I wanted more. My hunger was great and all-consuming.  I wanted wall to wall action. I wanted something new. Something different. I don’t know. I just wanted it to be the experience like A New Hope had been. (Yes, I know the definition of “naive.”) We were in an ocean of science fiction and fantasy goodness. But it was all starting to bleed together.


I’m still not very fond of Ewoks. Of course, my tastes for all things cute and fuzzy are a tad jaded and heavily bruised from too many trolls biting at my heels. It bothers me when someone creates a thing solely as fan-service or to just make a buck.  I don’t want to get into a pissing contest about marketing. I know enough to accept the notion of sometimes you play to the crowd and sometimes you play for yourself.  I have had the opportunity afforded by time to re-watch this movie several times. I get it. It’s the ultimate happy ending. It’s just the plot suffers from what a lot of films that follow will also fall victim: special effects aren’t a movie by themselves. A director needs to actually DIRECT. Richard Marquand (the director), Lawrence Kasdan, and George Lucas (the writers) are top notch when it comes to setting the scene. The cantina or Jabba’s palace. Right in the middle of the space dogfights.  More aliens than I’ve ever seen on Star Trek. But the actors stumble through scenes like they’re daydreaming. There’s some real powerhouse talent there and it’s being pushed aside for flashy lights and weird noises.

I could do a walk-through of what I perceive are the plot-holes, but I won’t. I do not claim to be a film expert. I do not possess the proper skills to dissect a movie into clinical specimens for intense analysis. I’m just a man who’s looking back at his past with a weathered eye. When I was thirteen, the world was still so open. So large. If you missed an episode of a favorite show it felt like a wound to your very soul. Movies were little slices of Heaven. If you were lucky, your parents would let you go back and watch a movie again. We played outside. Computers were still strange expensive boxes very few actually understood. Puberty. I am also going to refrain from rattling on about Leia’s metal bikini. Somethings are just best left unspoken. Youth is wasted on the young. I wanted Return of the Jedi to be the high point of my life. It tainted my expectations and I went in with a false sense of what I wanted. I look now and accept it for what it is. Chapter Six of a nine part story played out in cinema. Bold. Innovative. To this day, there are scarce few film-makers attempting such a feat. I don’t get as worked up as I once did. I try to watch movies with fresh eyes.

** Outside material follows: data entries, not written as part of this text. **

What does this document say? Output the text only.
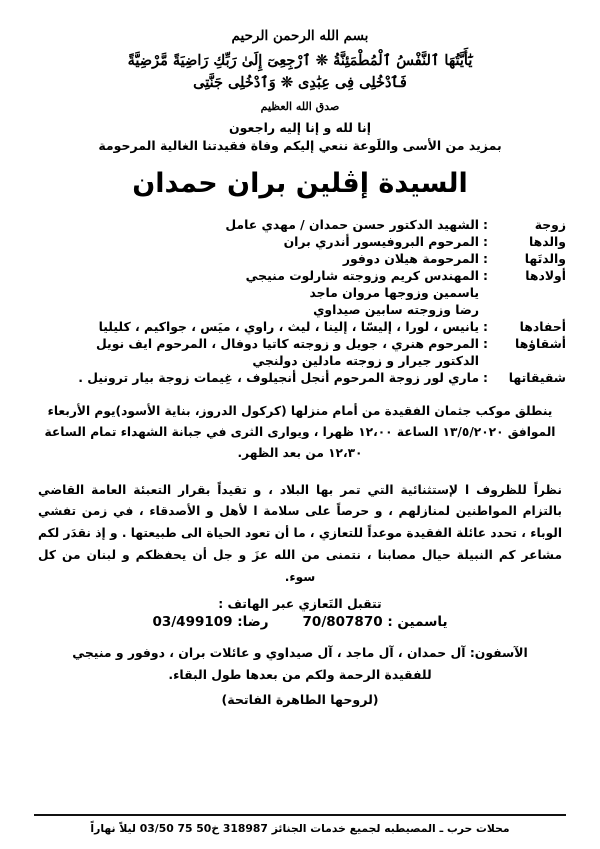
بسم الله الرحمن الرحيم
يَٰٓأَيَّتُهَا ٱلنَّفْسُ ٱلْمُطْمَئِنَّةُ ❊ ٱرْجِعِىٓ إِلَىٰ رَبِّكِ رَاضِيَةً مَّرْضِيَّةً
فَٱدْخُلِى فِى عِبَٰدِى ❊ وَٱدْخُلِى جَنَّتِى
صدق الله العظيم
إنا لله و إنا إليه راجعون
بمزيد من الأسى واللَوعة ننعي إليكم وفاة فقيدتنا الغالية المرحومة
السيدة إڤلين بران حمدان
زوجة	:	الشهيد الدكتور حسن حمدان / مهدي عامل
والدها	:	المرحوم البروفيسور أندري بران
والدتَها	:	المرحومة هيلان دوفور
أولادها	:	المهندس كريم وزوجته شارلوت منيجي
		ياسمين وزوجها مروان ماجد
		رضا وزوجته سابين صيداوي
أحفادها	:	يانيس ، لورا ، إليسّا ، إلينا ، ليث ، راوي ، ميَس ، جواكيم ، كليليا
أشقاؤها	:	المرحوم هنري ، جويل و زوجته كاتيا دوفال ، المرحوم ايف نويل
		الدكتور جيرار و زوجته مادلين دولنجي
شقيقاتها	:	ماري لور زوجة المرحوم أنجل أنجيلوف ، غِيمات زوجة بيار ترونيل .
ينطلق موكب جثمان الفقيدة من أمام منزلها (كركول الدروز، بناية الأسود)يوم الأربعاء الموافق ١٣/٥/٢٠٢٠ الساعة ١٢،٠٠ ظهرا ، ويوارى الثرى في جبانة الشهداء تمام الساعة ١٢،٣٠ من بعد الظهر.
نظراً للظروف ا لإستثنائية التي تمر بها البلاد ، و تقيداً بقرار التعبئة العامة القاضي بالتزام المواطنين لمنازلهم ، و حرصاً على سلامة ا لأهل و الأصدقاء ، في زمن تفشي الوباء ، تحدد عائلة الفقيدة موعداً للتعازي ، ما أن تعود الحياة الى طبيعتها . و إذ نقدَر لكم مشاعر كم النبيلة حيال مصابنا ، نتمنى من الله عزَ و جل أن يحفظكم و لبنان من كل سوء.
تتقبل التَعازي عبر الهاتف :
ياسمين : 70/807870
رضا: 03/499109
الآسفون: آل حمدان ، آل ماجد ، آل صيداوي و عائلات بران ، دوفور و منيجي
للفقيدة الرحمة ولكم من بعدها طول البقاء.
(لروحها الطاهرة الفاتحة)
محلات حرب ـ المصيطبه لجميع خدمات الجنائز 318987 خ03/50 75 50 ليلاً نهاراً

The Star Wars Trilogy has become modern mythology. We still debate over it. We still cosplay the characters. We collect the toys. It is a part of us. Good or bad. Whatever your opinion, Return of the Jedi stands as a cornerstone. There have been worse since. God knows, one of these days I may talk about one of them. Or all of them. The Force flows through all things. May it be with you. Always.